We now know that the police can use drug-detection dogs outside cars without a warrant, but not within the curtilage of a person’s home. Clear enough. But what if the suspect doesn’t own his residence? What if the owner of an apartment building gives an officer consent to walk down the halls of the building with his drug-sniffing dog? This would not physically invade the apartment-dweller’s property, meaning the reasoning of Jardines and Jones probably wouldn’t apply. But it might invade the person’s “reasonable expectation of privacy,” and therefore constitute a search under the Katz test.

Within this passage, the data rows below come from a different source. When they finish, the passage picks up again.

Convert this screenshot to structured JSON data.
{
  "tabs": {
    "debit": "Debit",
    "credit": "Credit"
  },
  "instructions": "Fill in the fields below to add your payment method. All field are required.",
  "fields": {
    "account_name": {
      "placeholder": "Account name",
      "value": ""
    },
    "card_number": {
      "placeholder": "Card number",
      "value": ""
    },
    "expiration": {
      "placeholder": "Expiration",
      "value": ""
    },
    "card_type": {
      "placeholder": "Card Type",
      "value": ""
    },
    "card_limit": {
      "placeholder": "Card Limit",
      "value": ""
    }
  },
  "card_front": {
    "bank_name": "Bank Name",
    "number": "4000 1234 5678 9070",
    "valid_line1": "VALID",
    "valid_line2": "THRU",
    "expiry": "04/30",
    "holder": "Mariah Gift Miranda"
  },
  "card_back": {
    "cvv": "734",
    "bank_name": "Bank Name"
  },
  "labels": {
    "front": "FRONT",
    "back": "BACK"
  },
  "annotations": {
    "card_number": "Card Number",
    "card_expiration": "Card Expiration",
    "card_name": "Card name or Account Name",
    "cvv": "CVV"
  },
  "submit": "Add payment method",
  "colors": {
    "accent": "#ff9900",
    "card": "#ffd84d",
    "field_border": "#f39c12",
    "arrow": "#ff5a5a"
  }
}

Another open question is what other actions police officers may not take outside the front door of a suspect’s home. The Court in Jardines criticized the dissent for “let[ting] the police do whatever they want by way of gathering evidence . . . so long as they ‘stick to the path that is typically used to approach a front door, such as a paved walkway.’ From that vantage point they can presumably peer into the house through binoculars with impunity. That is not the law, as even the State concedes” (internal citation omitted). So, officers cannot walk up to the front door and peer into the kitchen window with binoculars. Can they walk up to the front door and investigate to their heart’s content so long as they don’t use any sense-enhancing technology? The Court says that “no one is impliedly invited to enter the protected premises of the home in order to do nothing but conduct a search.” Does this mean officers are permitted only to knock on the door to speak with residents? Future cases will likely narrow the scope of the Court’s dicta, but only time will tell.
Now it’s on to the 2013 Supreme Court Term, where the Court already is slated to address, among other things, abortion, affirmative action, the Establishment Clause â”€ all cases that will resolve questions left open in opinions from prior Terms.